PROJECT SUMMARY ABSTRACT The goal of this proposal is to identify genes that are required for neuro-developmental and cellular processes critical to protective neonate respiratory reflexes that may be perturbed in Sudden Infant Death Syndrome (SIDS) and other congenital respiratory pathophysiologies. To that end, we are in a unique position to leverage the Baylor College of Medicine (BCM) Knockout Mouse Project-2 (KOMP2)/International Mouse Phenotyping Consortium (IMPC) efforts to knock out or mutate and characterize every gene in the mouse genome. The BCM KOMP2/IMPC effort is focused on adult as well as some embryonic and perinatal top-level phenotyping. However, this effort does not systematically or deeply evaluate adult or neonate respiration. Thus, we aim to leverage the BCM KOMP2/IMPS knockout production and phenotyping pipeline to identify genes critical to the development and function of neural networks in neonate respiration. The hypercapnic and hypoxic ventilatory reflexes are hypothesized to be perturbed in SIDS and several other congenital respiratory disorders. Failure of the neonate auto-resuscitation reflex is thought to be a common end point for many SIDS cases. Therefore across two aims, we propose to screen KOMP2 mutant mouse lines to identify novel genes involved in the development and function of protective neonate respiratory reflexes including 1) the hypercapnic and hypoxic ventilatory reflexes; 2) and the neonate auto-resuscitation reflex; 3) followed by an initial neuro-anatomical characterization of cellular, molecular and genetic markers in the mutants. To achieve the high throughput capacity and precision needed to screen sufficient numbers of mutant lines and gain meaningful results, we have developed a novel robotic closed loop automated neonate respiratory platform and data analysis pipeline. The proposed phenotyping pipeline will enable a multifaceted characterization of genes that when homozygously or heterozygously mutated, disrupt critical protective neonate respiratory reflexes. The successful outcomes will deliver a suite of genes that provide a foundation for additional studies to yield important clues about the genetic, molecular, cellular processes that underly respiratory neural network development and function in neonates as well as inform upon the mechanistic underpinnings of congenital pathophysiologies such as SIDS, CCHS, Rett Syndrome and others.

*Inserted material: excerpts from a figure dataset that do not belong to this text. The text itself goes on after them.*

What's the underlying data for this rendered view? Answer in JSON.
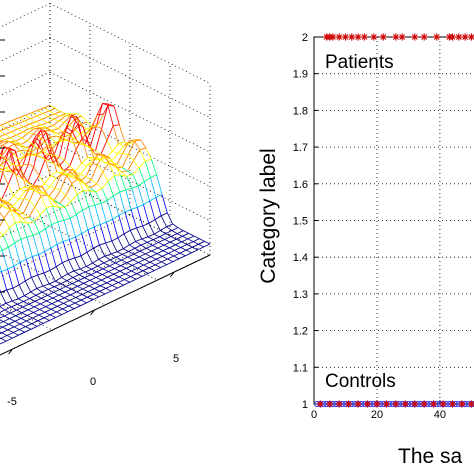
{
  "chart_data": [
    {
      "type": "surface",
      "title": "",
      "x_ticks": [
        "-5",
        "0",
        "5"
      ],
      "grid": true,
      "colormap": [
        "#00008b",
        "#0000ff",
        "#00bfff",
        "#00ff7f",
        "#ffff00",
        "#ff8000",
        "#ff0000"
      ]
    },
    {
      "type": "scatter",
      "title": "",
      "xlabel": "The sa",
      "ylabel": "Category label",
      "y_ticks": [
        "1",
        "1.1",
        "1.2",
        "1.3",
        "1.4",
        "1.5",
        "1.6",
        "1.7",
        "1.8",
        "1.9",
        "2"
      ],
      "x_ticks": [
        "0",
        "20",
        "40"
      ],
      "ylim": [
        1,
        2
      ],
      "xlim": [
        0,
        54
      ],
      "grid": true,
      "annotations": [
        "Patients",
        "Controls"
      ],
      "series": [
        {
          "marker": "*",
          "color": "#cc0000",
          "y": 2,
          "x": [
            4,
            5,
            6,
            8,
            10,
            12,
            14,
            16,
            19,
            22,
            26,
            28,
            32,
            35,
            39,
            43,
            44,
            46,
            48,
            50,
            52
          ]
        },
        {
          "marker": "o",
          "color": "#3344ff",
          "y": 1,
          "x": [
            1,
            2,
            3,
            4,
            5,
            6,
            7,
            8,
            9,
            10,
            11,
            12,
            13,
            14,
            15,
            16,
            17,
            18,
            19,
            20,
            21,
            22,
            23,
            24,
            25,
            26,
            27,
            28,
            29,
            30,
            31,
            32,
            33,
            34,
            35,
            36,
            37,
            38,
            39,
            40,
            41,
            42,
            43,
            44,
            45,
            46,
            47,
            48,
            49,
            50,
            51,
            52
          ]
        },
        {
          "marker": "*",
          "color": "#cc0000",
          "y": 1,
          "x": [
            2,
            5,
            8,
            11,
            14,
            17,
            20,
            23,
            26,
            29,
            32,
            35,
            38,
            41,
            44,
            47,
            50
          ]
        }
      ]
    }
  ]
}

项目总结摘要 这项提议的目标是确定神经发育和细胞过程所需的基因。 在婴儿猝死综合征中可能受到干扰的保护性新生儿呼吸反射的关键 (小岛屿发展中国家)和其他先天性呼吸道病理生理学。为此，我们处于一个独特的地位，可以利用 贝勒医学院(BCM)基因敲除小鼠项目-2(KOMP2)/国际小鼠表型 IMPC(IMPC)致力于敲除或突变小鼠基因组中的每一个基因并确定其特征。这个 BCM KOMP2/IMPC的工作重点是成人以及一些胚胎和围产期的顶级表型。 然而，这一努力并没有系统或深入地评估成人或新生儿的呼吸。因此，我们的目标是 利用BCM KOMP2/IMPS基因敲除生产和表型测定流水线来识别与 神经网络在新生儿呼吸中的发展和作用。 高碳酸血症和低氧的呼吸性反射被认为是小儿麻痹症和其他几种先天性疾病的干扰因素。 呼吸系统疾病。新生儿自动复苏反射的失败被认为是许多人的共同终点 小岛屿发展中国家的案例。因此，我们建议跨越两个目标，筛选KOMP2突变小鼠系来识别新的基因 参与新生儿保护性呼吸反射的发育和功能，包括1)高碳酸血症和 低氧呼吸反射；2)和新生儿自动复苏反射；3)随后进行初始神经解剖 突变体的细胞、分子和遗传标记的特征。实现高吞吐能力和 为了筛选足够数量的突变系并获得有意义的结果所需的精确度，我们开发了一种新的 机器人闭环自动化新生儿呼吸平台和数据分析流水线。 建议的表型流水线将使基因的多方面表征成为可能，当纯合子或 杂合突变，扰乱了关键的新生儿保护性呼吸反射。成功的结果将带来一个 一套基因，为进一步的研究提供基础，以产生关于遗传，分子， 支持新生儿呼吸神经网络发育和功能的细胞过程以及 先天性病理生理学的机制基础，如小儿麻痹症、CCHS、Rett综合征和其他。